I am also an exile in Spain and miss those 'blue remembered hills'...

Anonymous said...

tthanks peter hichens for quoting this poem in question time;

i really miss my john betjeman

charlie said...

I miss the gasworks of Croydon town
The filthy dust blown up Factory lane
In 1953 8 oclock we swung Bentley down
A young backward boy who died in vain.

Anonymous said...

and just quoted again in the rerun of LEWIS on ITV3 - a magic moment

Anonymous said...

I just watched "Inspector Lewis - Down Among the Fearful" on DVD and the poem "Land of Lost Content" was quoted. I read or heard the poem last week and I can't recall where. Was the comment posted on May 30 by Anonymous referencing this specific episode of "Lewis" or another episode? Thanks so much.

Anonymous said...

Well I just found my own answer when I re-read the poem at the top of the page where it states it was quoted in "Inspector Lewis - The Dead of Winter" episode which I did watch last week on DVD. I'm not hallucinating after

Anonymous said...

There are 2 definitions of "content". One is to hold something such as a receptacle, the other to be happy with what you have.
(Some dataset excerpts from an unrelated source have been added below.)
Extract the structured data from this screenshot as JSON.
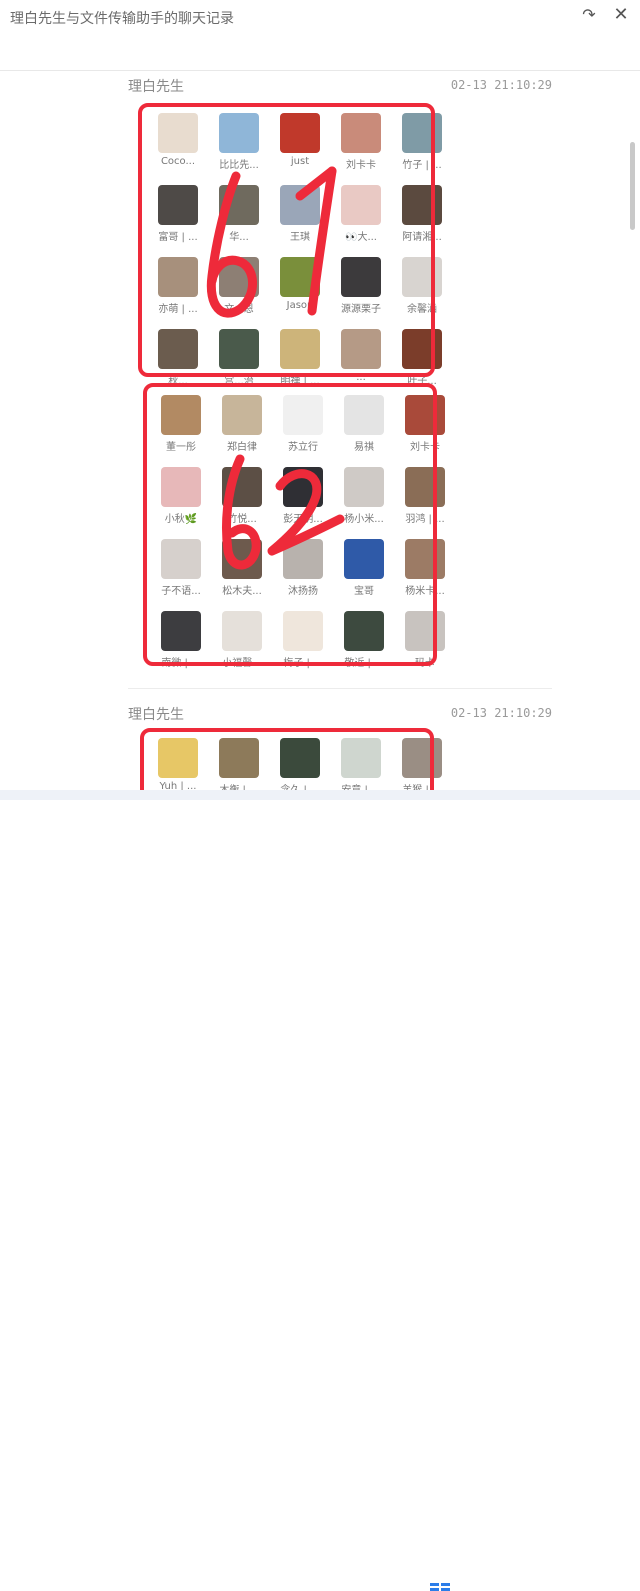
{
  "window": {
    "title": "理白先生与文件传输助手的聊天记录",
    "share_icon": "share-arrow-icon",
    "close_icon": "close-icon"
  },
  "messages": [
    {
      "sender": "理白先生",
      "time": "02-13 21:10:29",
      "cards": [
        {
          "annotation": "61",
          "contacts": [
            "Coco...",
            "比比先...",
            "just",
            "刘卡卡",
            "竹子 | ...",
            "富哥 | ...",
            "华...",
            "王琪",
            "👀大...",
            "阿请湘...",
            "亦萌 | ...",
            "文...恩",
            "Jason",
            "源源栗子",
            "余馨涵",
            "秋...",
            "宫...治",
            "明禅 | ...",
            "...",
            "叶子..."
          ]
        },
        {
          "annotation": "62",
          "contacts": [
            "董一彤",
            "郑白律",
            "苏立行",
            "易祺",
            "刘卡卡",
            "小秋🌿",
            "竹悦...",
            "彭天明...",
            "杨小米...",
            "羽鸿 | ...",
            "子不语...",
            "松木夫...",
            "沐扬扬",
            "宝哥",
            "杨米卡...",
            "南微 | ...",
            "小福馨...",
            "梅子 | ...",
            "敬近 | ...",
            "玛卡"
          ]
        }
      ]
    },
    {
      "sender": "理白先生",
      "time": "02-13 21:10:29",
      "cards": [
        {
          "contacts": [
            "Yuh | ...",
            "木衡 | ...",
            "念久 | ...",
            "安意 | ...",
            "羊猴 | ..."
          ]
        }
      ]
    }
  ],
  "colors": {
    "highlight": "#ee2a3a",
    "text_muted": "#8a8a8a",
    "avatars": [
      "#e8dccf",
      "#8fb6d8",
      "#c0392b",
      "#c98b7a",
      "#7f9ba6",
      "#4e4a47",
      "#6f6a5e",
      "#9aa6b8",
      "#e9c9c4",
      "#5b4a3f",
      "#a7907c",
      "#8d7f74",
      "#7a8f3b",
      "#3c3a3c",
      "#d8d4d0",
      "#6b5c4e",
      "#4a5a4b",
      "#cdb47a",
      "#b59a86",
      "#7b3d2a",
      "#b28a63",
      "#c7b59a",
      "#f0f0f0",
      "#e4e4e4",
      "#a94a3a",
      "#e7b8b9",
      "#5c4f45",
      "#2f2f34",
      "#cfcac6",
      "#8a6d56",
      "#d6d0cc",
      "#6d5a4d",
      "#b8b2ad",
      "#2f5aa8",
      "#9c7b65",
      "#3d3d40",
      "#e5e0da",
      "#efe6dc",
      "#3d4a3f",
      "#c8c3bf",
      "#e7c766",
      "#8d7a5a",
      "#3b4a3c",
      "#cfd6cf",
      "#9a8e84"
    ]
  }
}
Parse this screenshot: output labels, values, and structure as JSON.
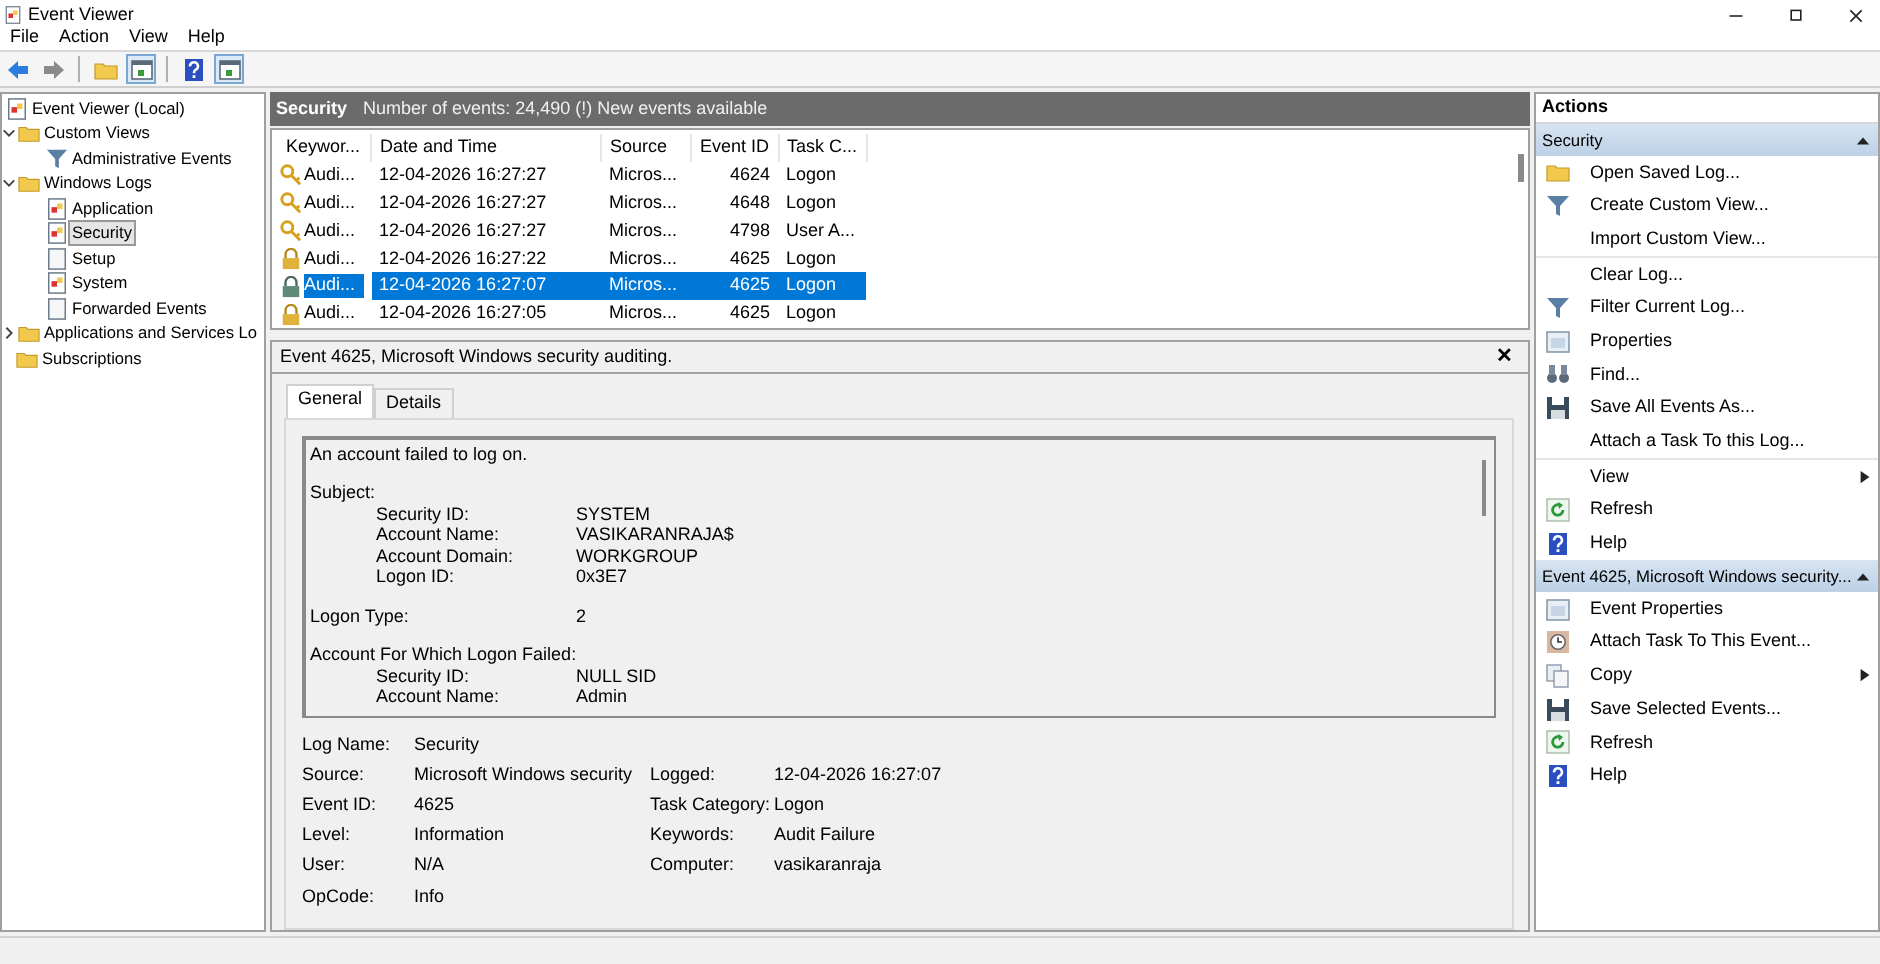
{
  "window": {
    "title": "Event Viewer"
  },
  "menu": [
    "File",
    "Action",
    "View",
    "Help"
  ],
  "toolbar": [
    {
      "kind": "back",
      "pressed": false
    },
    {
      "kind": "forward",
      "pressed": false
    },
    {
      "kind": "separator"
    },
    {
      "kind": "folder",
      "pressed": false
    },
    {
      "kind": "panel",
      "pressed": true
    },
    {
      "kind": "separator"
    },
    {
      "kind": "help",
      "pressed": false
    },
    {
      "kind": "panel",
      "pressed": true
    }
  ],
  "tree": [
    {
      "label": "Event Viewer (Local)",
      "kind": "log",
      "selected": false,
      "children": [
        {
          "label": "Custom Views",
          "kind": "folder",
          "expanded": true,
          "selected": false,
          "children": [
            {
              "label": "Administrative Events",
              "kind": "filter",
              "selected": false
            }
          ]
        },
        {
          "label": "Windows Logs",
          "kind": "folder",
          "expanded": true,
          "selected": false,
          "children": [
            {
              "label": "Application",
              "kind": "log",
              "selected": false
            },
            {
              "label": "Security",
              "kind": "log",
              "selected": true
            },
            {
              "label": "Setup",
              "kind": "page",
              "selected": false
            },
            {
              "label": "System",
              "kind": "log",
              "selected": false
            },
            {
              "label": "Forwarded Events",
              "kind": "page",
              "selected": false
            }
          ]
        },
        {
          "label": "Applications and Services Lo",
          "kind": "folder",
          "expanded": false,
          "selected": false
        },
        {
          "label": "Subscriptions",
          "kind": "folder",
          "selected": false
        }
      ]
    }
  ],
  "log_header": {
    "title": "Security",
    "info": "Number of events: 24,490 (!) New events available"
  },
  "events": {
    "columns": [
      "Keywor...",
      "Date and Time",
      "Source",
      "Event ID",
      "Task C..."
    ],
    "rows": [
      {
        "kind": "key",
        "keywords": "Audi...",
        "date": "12-04-2026 16:27:27",
        "source": "Micros...",
        "event_id": "4624",
        "task": "Logon",
        "selected": false
      },
      {
        "kind": "key",
        "keywords": "Audi...",
        "date": "12-04-2026 16:27:27",
        "source": "Micros...",
        "event_id": "4648",
        "task": "Logon",
        "selected": false
      },
      {
        "kind": "key",
        "keywords": "Audi...",
        "date": "12-04-2026 16:27:27",
        "source": "Micros...",
        "event_id": "4798",
        "task": "User A...",
        "selected": false
      },
      {
        "kind": "lock",
        "keywords": "Audi...",
        "date": "12-04-2026 16:27:22",
        "source": "Micros...",
        "event_id": "4625",
        "task": "Logon",
        "selected": false
      },
      {
        "kind": "lock",
        "keywords": "Audi...",
        "date": "12-04-2026 16:27:07",
        "source": "Micros...",
        "event_id": "4625",
        "task": "Logon",
        "selected": true
      },
      {
        "kind": "lock",
        "keywords": "Audi...",
        "date": "12-04-2026 16:27:05",
        "source": "Micros...",
        "event_id": "4625",
        "task": "Logon",
        "selected": false
      }
    ]
  },
  "detail": {
    "title": "Event 4625, Microsoft Windows security auditing.",
    "close": "✕",
    "tabs": [
      {
        "label": "General",
        "selected": true
      },
      {
        "label": "Details",
        "selected": false
      }
    ],
    "description": [
      [
        {
          "kind": "text",
          "text": "An account failed to log on."
        }
      ],
      [
        {
          "kind": "heading",
          "text": "Subject:"
        },
        {
          "kind": "field",
          "label": "Security ID:",
          "value": "SYSTEM"
        },
        {
          "kind": "field",
          "label": "Account Name:",
          "value": "VASIKARANRAJA$"
        },
        {
          "kind": "field",
          "label": "Account Domain:",
          "value": "WORKGROUP"
        },
        {
          "kind": "field",
          "label": "Logon ID:",
          "value": "0x3E7"
        }
      ],
      [
        {
          "kind": "pair",
          "label": "Logon Type:",
          "value": "2"
        }
      ],
      [
        {
          "kind": "heading",
          "text": "Account For Which Logon Failed:"
        },
        {
          "kind": "field",
          "label": "Security ID:",
          "value": "NULL SID"
        },
        {
          "kind": "field",
          "label": "Account Name:",
          "value": "Admin"
        }
      ]
    ],
    "properties": [
      {
        "left": {
          "label": "Log Name:",
          "value": "Security"
        }
      },
      {
        "left": {
          "label": "Source:",
          "value": "Microsoft Windows security"
        },
        "right": {
          "label": "Logged:",
          "value": "12-04-2026 16:27:07"
        }
      },
      {
        "left": {
          "label": "Event ID:",
          "value": "4625"
        },
        "right": {
          "label": "Task Category:",
          "value": "Logon"
        }
      },
      {
        "left": {
          "label": "Level:",
          "value": "Information"
        },
        "right": {
          "label": "Keywords:",
          "value": "Audit Failure"
        }
      },
      {
        "left": {
          "label": "User:",
          "value": "N/A"
        },
        "right": {
          "label": "Computer:",
          "value": "vasikaranraja"
        }
      },
      {
        "left": {
          "label": "OpCode:",
          "value": "Info"
        }
      }
    ]
  },
  "actions": {
    "title": "Actions",
    "sections": [
      {
        "title": "Security",
        "expanded": true,
        "groups": [
          [
            {
              "label": "Open Saved Log...",
              "kind": "folder",
              "submenu": false
            },
            {
              "label": "Create Custom View...",
              "kind": "filter",
              "submenu": false
            },
            {
              "label": "Import Custom View...",
              "kind": "plain",
              "submenu": false
            }
          ],
          [
            {
              "label": "Clear Log...",
              "kind": "plain",
              "submenu": false
            },
            {
              "label": "Filter Current Log...",
              "kind": "filter",
              "submenu": false
            },
            {
              "label": "Properties",
              "kind": "window",
              "submenu": false
            },
            {
              "label": "Find...",
              "kind": "binoculars",
              "submenu": false
            },
            {
              "label": "Save All Events As...",
              "kind": "floppy",
              "submenu": false
            },
            {
              "label": "Attach a Task To this Log...",
              "kind": "plain",
              "submenu": false
            }
          ],
          [
            {
              "label": "View",
              "kind": "plain",
              "submenu": true
            },
            {
              "label": "Refresh",
              "kind": "refresh",
              "submenu": false
            },
            {
              "label": "Help",
              "kind": "help",
              "submenu": false
            }
          ]
        ]
      },
      {
        "title": "Event 4625, Microsoft Windows security...",
        "expanded": true,
        "groups": [
          [
            {
              "label": "Event Properties",
              "kind": "window",
              "submenu": false
            },
            {
              "label": "Attach Task To This Event...",
              "kind": "clock",
              "submenu": false
            },
            {
              "label": "Copy",
              "kind": "copy",
              "submenu": true
            },
            {
              "label": "Save Selected Events...",
              "kind": "floppy",
              "submenu": false
            },
            {
              "label": "Refresh",
              "kind": "refresh",
              "submenu": false
            },
            {
              "label": "Help",
              "kind": "help",
              "submenu": false
            }
          ]
        ]
      }
    ]
  }
}
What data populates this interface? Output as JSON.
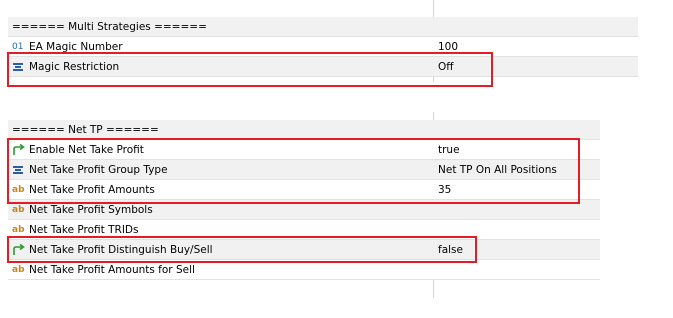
{
  "group1": {
    "header": "====== Multi Strategies ======",
    "rows": [
      {
        "name": "EA Magic Number",
        "value": "100",
        "icon": "integer-icon"
      },
      {
        "name": "Magic Restriction",
        "value": "Off",
        "icon": "enum-list-icon"
      }
    ]
  },
  "group2": {
    "header": "====== Net TP ======",
    "rows": [
      {
        "name": "Enable Net Take Profit",
        "value": "true",
        "icon": "bool-arrow-icon"
      },
      {
        "name": "Net Take Profit Group Type",
        "value": "Net TP On All Positions",
        "icon": "enum-list-icon"
      },
      {
        "name": "Net Take Profit Amounts",
        "value": "35",
        "icon": "string-ab-icon"
      },
      {
        "name": "Net Take Profit Symbols",
        "value": "",
        "icon": "string-ab-icon"
      },
      {
        "name": "Net Take Profit TRIDs",
        "value": "",
        "icon": "string-ab-icon"
      },
      {
        "name": "Net Take Profit Distinguish Buy/Sell",
        "value": "false",
        "icon": "bool-arrow-icon"
      },
      {
        "name": "Net Take Profit Amounts for Sell",
        "value": "",
        "icon": "string-ab-icon"
      }
    ]
  },
  "icon_glyphs": {
    "integer": "01",
    "string": "ab"
  },
  "colors": {
    "highlight_box": "#e21d24",
    "alt_row": "#f1f1f1",
    "bool_icon": "#2e9a2e",
    "enum_icon": "#2a5fa8",
    "string_icon": "#c8861c"
  }
}
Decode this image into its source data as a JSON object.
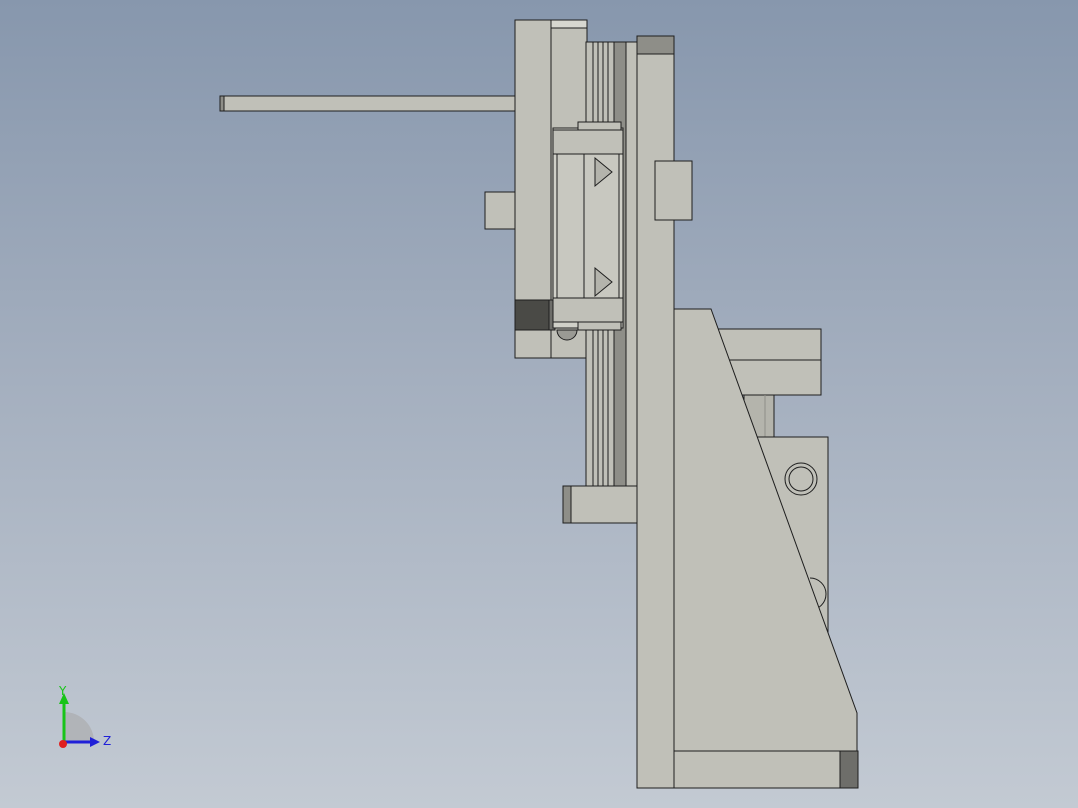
{
  "viewport": {
    "background_top": "#8797ad",
    "background_bottom": "#c3cad3"
  },
  "model": {
    "part_fill": "#c0c0b8",
    "edge_color": "#1e1e1e",
    "shadow_fill": "#6e6e6a",
    "dark_fill": "#4a4a46"
  },
  "triad": {
    "y_label": "Y",
    "z_label": "Z",
    "y_color": "#18c418",
    "z_color": "#2020d8",
    "x_color": "#e02020"
  }
}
Which do you feel the writer was referencing? I can sort of see either being appropriate.

Hipnitch said...

543What a pleasure to discover your site! ...and so many comments about this lovely poem. It was also used by one of my favourite authors, Rosemary Sutcliff, as the source for the title of her autobiography, "Blue Remembered Hills". If you . too, are a fan of her work, or if you'd like to get to know more about her, visit the official website, . It includes info about the movie made recently from one of her most famous books, "The Eagle of the Ninth", which stars Channing Tatum, Jamie Bell, and Donald Sutherland.

Anonymous said...

Completely lost the plot of Lewis as I was so mesmerised by Lawrence saying the poem. I had to go and look it up immediately. I have added it to my book of favourites.

Uinta said...

To me, this poem doesn't make me think of any actual place, but of sad or wistful memories instead... Good times, good moments that are lost, and can never come again...

rodders said...

Not so much about a place, more about a period in time in our lives that we remember only as happy days, but a period that we long for because we know we can never go back in time, and going back to the same place is often a disappointment because it will not be as we remember it. I came from a small village and have a photo of about 20 of us from the village in 1971 --I am now the only one still alive and hope to return one day to buy back the house I was born in, so that I can die there, back in my own land of lost content. .

Brian Walters said...

Quoted at the end of the Nicholas Roeg film 'Walkabout'

Terence said...

Terence Davies recites these heart wrenching words at the start of his newsreel look at the Liverpool of his youth - Of Time and the City.
I well remember the Land of Lost Content . . . . . . I was there fifty odd years ago, the as yet unspoiled English countryside.

Anonymous said...

I too had to look it up after watching the wonderful Hathaway quoting it in Lewis.An earlier comment suggested that Peter Hitchens quoted this on BBC Question Time.I may be wrong but I thought he quoted from 'The Road less travelled' which is another wonderful poem.

Eddie Spence said...

It was Summer
On the lake hung a golden haze
It was Summer
It was one of those endless days
so we talked
through a field of clover
and over a sheepspun hill
and it seemed it would last forever
and it did
came the evening
we swung on a garden gate
it was heaven
you were seven and I was eight
and we watched the stars suspended
walking home down an apple lane
me and rosie
a doll..
a daisychain..
on an evening that would never come again

Spike Milligan

Anonymous said...

It's all about Time's wing'ed chariot hurrying near, I suppose.....

Anonymous said...

This poem was quoted on Lewis but I recognised it from an episode of Frost when Jack is enjoying one of his curries and is in conversation with the Indian waiter - a strange place for it to be brought to mind but quite poignant. For me I think of it sometimes on a summer day as I walk home from work which takes me though a small part of a nature reserve. I think of it as a period of my life which will change, as life does, but will be remembered.